Dillard made his first start in almost two years and may have been the Eagles’ most consistent player against the Cowboys, in what was otherwise a miserable road trip.
“There’s a reason for everything,” said Dillard, who will start again Sunday vs. the Chiefs. “I always tell myself, ‘I’m on this team for a reason. I was drafted for a reason.’”
The 25-year-old Dillard is only in his third season. The Eagles have him under contract for another year and possibly two more if they pick up his fifth-year option. They picked up Barnett’s $10.05 million option in the offseason, even though his first four seasons, overall, could comparatively be labeled disappointments.
He said he was excited to see Sweat get his three-year, $40 million extension, and said he wasn’t thinking about his prospects beyond this season.
“I think when that situation comes … it’ll take care of itself,” Barnett said.
Barnett hasn’t exactly ingratiated himself to new coach Nick Sirianni and his staff. He’s yet to tally a sack, although he does have nine tackles, two for loss; and two quarterback hits. But the more glaring number has been the two ill-timed penalties he’s drawn.
“That’s something I need to correct and I’m continuing to work on,” Barnett conceded. “I can’t put my team in a tough position even if it’s 5 yards, 10, whatever it is.”
The first was a 15-yard unnecessary roughness personal foul that saved the 49ers from a third-and-long. The second was a 5-yard neutral zone infraction on third-and-8 that allowed the Cowboys to eventually convert.
Sirianni appeared to say, “It’s always him,” when the TV broadcast cut to him shaking his head on the sidelines after the penalty in Dallas. The coach said that Barnett has been held accountable and that he believes the message has been heard.
“Derek wasn’t the only one that had an encroachment or offsides,” Sirianni said Wednesday. “We’ve all got to get better at that. But yeah, I see improvement.”
Barnett confirmed that Sirianni had spoken to him individually. Of course, assistants on previous staffs also addressed his penalty problem -- he now has eight personal fouls and 22 total in 51 career games.
The 25-year old plays with an edge and a high motor. No one has doubted his work ethic. But his 19½ sacks and 35 tackles for loss pale in comparison to many recent edge rushers taken in the first round over the same period.
Injuries have been one issue. He missed 16 games in his first four seasons.
“I think, in the past, I’ve been dinged up a little bit,” Barnett said. “But that’s part of the game.
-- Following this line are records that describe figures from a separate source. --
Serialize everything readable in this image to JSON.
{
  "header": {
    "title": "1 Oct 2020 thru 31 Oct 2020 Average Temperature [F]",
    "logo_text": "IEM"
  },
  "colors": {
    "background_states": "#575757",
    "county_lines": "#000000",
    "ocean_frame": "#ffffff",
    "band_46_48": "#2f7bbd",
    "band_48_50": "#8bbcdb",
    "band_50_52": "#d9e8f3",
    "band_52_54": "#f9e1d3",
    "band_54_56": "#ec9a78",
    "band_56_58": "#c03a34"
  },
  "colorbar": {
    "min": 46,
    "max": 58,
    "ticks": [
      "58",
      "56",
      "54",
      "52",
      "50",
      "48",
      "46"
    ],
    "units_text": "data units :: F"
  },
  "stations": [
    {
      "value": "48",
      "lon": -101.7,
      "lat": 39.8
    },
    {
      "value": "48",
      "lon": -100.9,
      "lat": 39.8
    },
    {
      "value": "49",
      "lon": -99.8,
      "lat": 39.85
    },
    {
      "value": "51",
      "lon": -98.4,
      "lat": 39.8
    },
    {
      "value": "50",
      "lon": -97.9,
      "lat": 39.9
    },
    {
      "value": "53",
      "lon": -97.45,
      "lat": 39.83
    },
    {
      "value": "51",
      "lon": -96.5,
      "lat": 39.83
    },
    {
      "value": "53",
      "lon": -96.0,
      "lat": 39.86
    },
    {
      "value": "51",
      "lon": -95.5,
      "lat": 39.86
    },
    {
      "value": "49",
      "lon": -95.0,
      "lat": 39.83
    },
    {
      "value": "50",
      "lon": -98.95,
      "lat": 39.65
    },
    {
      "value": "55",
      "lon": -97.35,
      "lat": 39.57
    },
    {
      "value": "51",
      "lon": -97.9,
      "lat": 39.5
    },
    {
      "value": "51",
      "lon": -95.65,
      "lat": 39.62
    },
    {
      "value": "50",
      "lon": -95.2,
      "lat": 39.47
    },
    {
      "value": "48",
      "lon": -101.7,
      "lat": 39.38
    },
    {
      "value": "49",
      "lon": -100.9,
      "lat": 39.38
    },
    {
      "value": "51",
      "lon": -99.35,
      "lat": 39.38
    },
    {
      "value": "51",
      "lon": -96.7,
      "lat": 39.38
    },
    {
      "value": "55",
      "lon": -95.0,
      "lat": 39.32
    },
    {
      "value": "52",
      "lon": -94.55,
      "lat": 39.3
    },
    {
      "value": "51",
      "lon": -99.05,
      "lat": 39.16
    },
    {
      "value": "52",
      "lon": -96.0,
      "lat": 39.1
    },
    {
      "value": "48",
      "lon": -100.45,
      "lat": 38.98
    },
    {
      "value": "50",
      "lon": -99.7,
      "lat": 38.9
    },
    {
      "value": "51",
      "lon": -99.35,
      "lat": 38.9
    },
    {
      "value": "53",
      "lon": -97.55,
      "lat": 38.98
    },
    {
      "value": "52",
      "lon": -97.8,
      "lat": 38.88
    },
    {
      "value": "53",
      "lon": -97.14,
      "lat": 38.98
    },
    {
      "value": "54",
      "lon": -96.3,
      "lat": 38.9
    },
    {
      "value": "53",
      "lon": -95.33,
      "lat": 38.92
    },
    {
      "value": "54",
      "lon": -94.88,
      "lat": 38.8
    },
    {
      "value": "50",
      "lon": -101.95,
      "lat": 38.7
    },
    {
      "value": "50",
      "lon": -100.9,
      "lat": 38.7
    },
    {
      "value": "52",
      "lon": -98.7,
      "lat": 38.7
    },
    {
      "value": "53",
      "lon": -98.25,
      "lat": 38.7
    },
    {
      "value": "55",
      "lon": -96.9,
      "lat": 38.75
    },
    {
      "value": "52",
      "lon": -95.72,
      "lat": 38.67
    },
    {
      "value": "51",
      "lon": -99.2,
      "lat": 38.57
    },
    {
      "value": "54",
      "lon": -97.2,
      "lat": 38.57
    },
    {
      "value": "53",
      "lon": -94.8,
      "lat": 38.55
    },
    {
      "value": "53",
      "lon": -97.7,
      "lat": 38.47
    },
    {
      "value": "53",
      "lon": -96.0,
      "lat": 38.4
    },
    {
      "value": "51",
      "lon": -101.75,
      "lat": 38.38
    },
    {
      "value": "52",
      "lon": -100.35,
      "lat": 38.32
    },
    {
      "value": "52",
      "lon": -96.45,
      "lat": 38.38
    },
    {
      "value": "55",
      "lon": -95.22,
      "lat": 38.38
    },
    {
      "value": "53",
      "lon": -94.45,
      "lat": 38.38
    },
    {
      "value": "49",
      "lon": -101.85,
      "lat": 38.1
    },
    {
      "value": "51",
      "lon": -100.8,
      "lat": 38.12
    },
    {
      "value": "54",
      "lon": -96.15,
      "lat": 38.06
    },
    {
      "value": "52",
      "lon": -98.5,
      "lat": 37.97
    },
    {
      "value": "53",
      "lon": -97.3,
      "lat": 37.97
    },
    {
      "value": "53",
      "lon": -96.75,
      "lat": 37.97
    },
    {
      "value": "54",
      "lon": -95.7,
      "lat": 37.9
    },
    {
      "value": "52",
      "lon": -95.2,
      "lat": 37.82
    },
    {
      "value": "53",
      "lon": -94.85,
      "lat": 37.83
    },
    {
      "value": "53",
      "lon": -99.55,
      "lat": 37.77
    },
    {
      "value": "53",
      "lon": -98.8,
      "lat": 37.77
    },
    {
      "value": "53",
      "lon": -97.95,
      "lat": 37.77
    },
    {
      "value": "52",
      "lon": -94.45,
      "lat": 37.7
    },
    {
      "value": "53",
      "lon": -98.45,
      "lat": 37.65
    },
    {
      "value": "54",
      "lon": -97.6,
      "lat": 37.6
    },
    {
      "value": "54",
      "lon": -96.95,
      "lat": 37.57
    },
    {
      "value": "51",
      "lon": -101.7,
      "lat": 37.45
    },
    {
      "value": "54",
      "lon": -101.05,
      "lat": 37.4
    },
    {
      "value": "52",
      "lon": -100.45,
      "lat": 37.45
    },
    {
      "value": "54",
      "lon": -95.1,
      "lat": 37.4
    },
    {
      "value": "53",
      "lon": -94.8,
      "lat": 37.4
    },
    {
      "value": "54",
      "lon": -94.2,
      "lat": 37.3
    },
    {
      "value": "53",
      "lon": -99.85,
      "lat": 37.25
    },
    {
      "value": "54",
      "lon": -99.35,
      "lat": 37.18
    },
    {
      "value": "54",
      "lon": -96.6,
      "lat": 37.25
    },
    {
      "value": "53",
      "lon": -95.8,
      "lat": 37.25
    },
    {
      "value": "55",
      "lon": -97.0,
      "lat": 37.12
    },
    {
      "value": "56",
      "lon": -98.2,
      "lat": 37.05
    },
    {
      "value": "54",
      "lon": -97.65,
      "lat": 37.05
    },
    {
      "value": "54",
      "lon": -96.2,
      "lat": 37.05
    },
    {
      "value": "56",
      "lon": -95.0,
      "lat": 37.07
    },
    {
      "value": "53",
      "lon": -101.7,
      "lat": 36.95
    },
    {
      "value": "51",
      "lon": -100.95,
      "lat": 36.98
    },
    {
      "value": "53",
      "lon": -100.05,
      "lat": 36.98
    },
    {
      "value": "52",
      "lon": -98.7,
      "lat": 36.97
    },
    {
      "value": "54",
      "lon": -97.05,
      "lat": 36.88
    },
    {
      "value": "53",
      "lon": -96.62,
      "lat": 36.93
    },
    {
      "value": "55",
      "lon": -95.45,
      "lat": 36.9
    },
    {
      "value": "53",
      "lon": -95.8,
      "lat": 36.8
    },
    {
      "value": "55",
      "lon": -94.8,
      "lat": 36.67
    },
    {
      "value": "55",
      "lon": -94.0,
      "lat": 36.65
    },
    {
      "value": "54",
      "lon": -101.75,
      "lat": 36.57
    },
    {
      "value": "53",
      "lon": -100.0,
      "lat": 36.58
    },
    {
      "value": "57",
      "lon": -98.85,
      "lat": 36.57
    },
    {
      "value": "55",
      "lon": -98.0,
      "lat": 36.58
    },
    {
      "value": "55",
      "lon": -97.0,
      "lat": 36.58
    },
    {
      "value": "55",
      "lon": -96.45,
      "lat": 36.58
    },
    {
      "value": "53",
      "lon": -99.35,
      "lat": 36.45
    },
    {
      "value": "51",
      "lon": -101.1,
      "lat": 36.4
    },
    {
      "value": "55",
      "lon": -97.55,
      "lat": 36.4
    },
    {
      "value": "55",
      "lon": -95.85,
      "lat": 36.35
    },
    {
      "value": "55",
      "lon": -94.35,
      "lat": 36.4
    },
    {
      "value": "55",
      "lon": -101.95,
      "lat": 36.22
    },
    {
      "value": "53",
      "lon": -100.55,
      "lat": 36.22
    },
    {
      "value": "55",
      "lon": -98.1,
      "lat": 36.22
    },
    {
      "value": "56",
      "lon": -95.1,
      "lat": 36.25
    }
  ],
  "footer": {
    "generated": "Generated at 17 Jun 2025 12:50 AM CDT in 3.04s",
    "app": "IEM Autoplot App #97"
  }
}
I think, moving forward, I feel good.”
Even though Sweat out-played him in training camp, Barnett has remained the starting right end. There is a rotation, of course, and with Brandon Graham done for the season, there will be little delineation between the two.
It’s possible both return for next season or beyond, especially if Barnett starts to produce. While Eagles general manager Howie Roseman would have preferred for his first-rounders to warrant extensions, the fact that he was able to get Mailata and Sweat on the relative cheap played a role in locking them up early.
Reagor’s future could be impacted, as well, by a receiver drafted behind him. Reagor has suffered from comparisons to Justin Jefferson, the Vikings receiver who was drafted immediately after him. But teammate and 2020 sixth-rounder Quez Watkins has performed better thus far, even if he hasn’t been on the field as much.
Watkins has pulled in 7 of 7 targets for 186 yards, while Reagor has caught 13 of 19 targets for 107 yards and a touchdown. Both are far from fully developed, and the same applies to Smith, who has caught only 11 of 21 attempts for 115 yards and a score.
They’re all 23 or younger and wouldn’t be first NFL players to need more than one or two years to figure it out. Dillard and Barnett may not be there yet -- or ever meet the expectations of certain outsiders -- but with age often comes confidence, increased strength and wisdom.
“As a rookie, it can sometimes be a deer in headlights situation,” said Dillard, who cited the three above traits for his improvement. He added: “I kind of understand the way that things flow. It just comes with age a little bit.”